The Harvard Law Forum identifies ten tactical missteps that boards make when first engaging with activist investors, creating unnecessary friction and weakening their negotiating position before substantive discussions begin. The analysis comes from practitioners who have observed how initial board responses often escalate rather than manage these shareholder relationships.

The forum’s findings center on communication patterns in the first 30-60 days after activist contact. Boards typically convene emergency sessions, hire specialized advisors, and develop defensive strategies without first understanding what the activist actually wants. According to the analysis, this reactive posture signals weakness rather than control.

Tactical errors fall into three categories: procedural delays, communication failures, and strategic miscalculations. Procedural delays include requesting extensions for meetings that should happen promptly, demanding excessive confidentiality agreements before sharing basic company information, and insisting on an attorney’s presence during initial conversations. These moves telegraph defensiveness.

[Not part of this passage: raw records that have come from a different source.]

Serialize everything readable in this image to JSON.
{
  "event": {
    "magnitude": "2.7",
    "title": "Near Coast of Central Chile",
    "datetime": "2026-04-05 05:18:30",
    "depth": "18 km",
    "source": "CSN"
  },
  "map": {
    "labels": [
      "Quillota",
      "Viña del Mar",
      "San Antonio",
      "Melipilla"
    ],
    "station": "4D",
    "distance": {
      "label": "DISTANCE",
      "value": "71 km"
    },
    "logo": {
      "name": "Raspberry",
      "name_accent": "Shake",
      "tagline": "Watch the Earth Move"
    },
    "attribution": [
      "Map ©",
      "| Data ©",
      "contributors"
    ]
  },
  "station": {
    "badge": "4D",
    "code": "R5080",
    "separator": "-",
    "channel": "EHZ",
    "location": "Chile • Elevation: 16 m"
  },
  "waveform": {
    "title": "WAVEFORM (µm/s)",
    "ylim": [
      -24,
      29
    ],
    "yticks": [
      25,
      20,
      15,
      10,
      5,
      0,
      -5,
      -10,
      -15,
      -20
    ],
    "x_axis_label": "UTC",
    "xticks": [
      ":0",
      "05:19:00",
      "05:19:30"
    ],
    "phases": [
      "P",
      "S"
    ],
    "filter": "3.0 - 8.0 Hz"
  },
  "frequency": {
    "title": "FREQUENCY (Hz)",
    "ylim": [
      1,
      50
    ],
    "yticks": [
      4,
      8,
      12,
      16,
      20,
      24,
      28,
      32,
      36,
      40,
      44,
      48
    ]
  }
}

Communication failures involve refusing direct contact between activists and management, filtering all communication through legal counsel, and providing only scripted responses to reasonable questions about company performance. The forum notes that activists interpret these patterns as evidence that management lacks confidence in their strategic direction.

Strategic miscalculations include immediately threatening poison pills or other defensive measures, publicly questioning the activist’s motives before understanding their proposals, and briefing media contacts about potential hostile activity. Each of these escalates the situation unnecessarily.

What the Harvard analysis does not address is why boards default to these patterns. Most independent directors have limited experience with activist situations and rely heavily on advisor recommendations during the initial response phase. The advisory industry, however, has economic incentives to position these engagements as adversarial rather than collaborative.

The forum identifies specific communication tactics that create problems later in the process. Boards that insist on group meetings rather than one-on-one conversations often find that activists become more public with their concerns. Similarly, boards that demand detailed written proposals before agreeing to meet often discover that activists have already prepared public campaign materials as backup.

The timing element appears critical. Activists who receive prompt, direct engagement typically pursue private dialogue longer before considering public campaigns. Boards that create procedural obstacles or delay initial meetings find themselves dealing with public pressure campaigns that could have been avoided.

The forum’s analysis suggests that many board responses stem from a misunderstanding of activist motivations. Directors often assume that activists want immediate board seats or dramatic strategic changes, when many initial approaches involve narrower concerns about capital allocation, operational performance, or governance practices.

The legal framework governing activist engagements has evolved significantly over the past decade, but board practices have not kept pace. Many of the tactical approaches that were standard practice during the hostile takeover era of the 1980s and 1990s now create unnecessary friction in today’s shareholder engagement environment.

Independent directors face particular challenges because they typically have limited direct experience with activist situations. Unlike management, who may have dealt with activist investors at previous companies, independent directors often encounter these situations for the first time during their board service. This inexperience contributes to over-reliance on defensive tactics.

The forum’s practitioners note that boards performing well on fundamental metrics—revenue growth, margin improvement, and capital efficiency—generally find activist engagements more manageable than boards at underperforming companies. However, even well-performing boards can create problems through poor initial tactical choices.

The analysis does not examine the economic dynamics driving this pattern, but the incentive structure appears relevant. Legal and advisory firms billing for activist defense work benefit from extended engagements, while boards benefit from swift resolution. This misalignment may explain why initial tactical advice often escalates rather than de-escalates these situations.

My Boardroom Takeaway

Directors may wish to establish activist engagement protocols before receiving any activist contact, rather than developing responses under pressure. A prudent approach would involve designating specific board members to handle initial activist conversations, agreeing on information-sharing boundaries in advance, and identifying circumstances that warrant immediate escalation versus collaborative dialogue. Boards should also consider whether their current advisory relationships provide balanced counsel on engagement tactics or primarily defensive positioning.